Jacquie couldn’t believe she was walking in through the door of the nick again already. She had banked on the weekend between coming back from the school trip and starting back at work to detox and dekid herself and it had been ripped from her; the fact that it concerned someone she knew just made it worse. The week on the Isle of Wight had seemed somehow other-worldly as it was. The weather had been unseasonably hot, and there had been a strange air of being in an episode of The Prisoner about the whole venture. Maxwell had the boxed DVD set and every now and then, as he cycled off to the hell where youth and laughter go, she would hear him shout to the world in general, ‘I am not a number; I am a free man!’ Throw in abandoned towns, theme parks gently sliding into the sea, fossils thickly scattered underfoot and Pansy pissed as an owl every night and you hardly had to have a missing person to make it seem like a dream.

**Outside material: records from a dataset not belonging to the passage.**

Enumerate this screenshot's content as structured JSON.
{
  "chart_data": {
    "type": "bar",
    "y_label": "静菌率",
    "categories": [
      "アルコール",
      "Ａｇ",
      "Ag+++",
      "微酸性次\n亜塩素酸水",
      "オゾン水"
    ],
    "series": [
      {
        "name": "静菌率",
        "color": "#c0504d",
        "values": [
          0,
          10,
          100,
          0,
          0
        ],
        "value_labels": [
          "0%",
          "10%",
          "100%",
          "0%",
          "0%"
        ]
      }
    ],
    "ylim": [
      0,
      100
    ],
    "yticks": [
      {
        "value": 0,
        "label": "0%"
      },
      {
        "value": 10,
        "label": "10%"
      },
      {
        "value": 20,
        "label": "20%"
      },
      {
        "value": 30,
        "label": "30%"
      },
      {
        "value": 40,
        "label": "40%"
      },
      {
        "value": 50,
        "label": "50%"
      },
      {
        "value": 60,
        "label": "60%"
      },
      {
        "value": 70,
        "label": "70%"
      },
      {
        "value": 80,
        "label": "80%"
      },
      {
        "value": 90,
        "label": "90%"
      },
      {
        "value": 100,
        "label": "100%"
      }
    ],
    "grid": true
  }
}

And now she was awake, it was only getting worse. There was a guideline buried somewhere deep in the operating policy of Leighford Police Station which precluded anyone working on a case involving someone they knew, no matter how vaguely, and in general terms Jacquie found that reasonable enough. But in practice, that was difficult. Not only was Leighford a small and closely knit town, but most of the personnel were married to or lived with civilians who worked with other civilians and so it went on, like the fleas having little fleas to bite ’em. She came off worse as Maxwell had a built-in contact list of over a thousand kids at any one time, plus parents and the inevitable steps. Then there were staff. So, before she broke into a sweat, there were close to four thousand people who she knew just a little too much about. And then, of course, in her case, there was Maxwell himself. If Henry Hall had had his way, she would never have had anything to do with anything; but since she was the best sergeant he had, what was a man to do?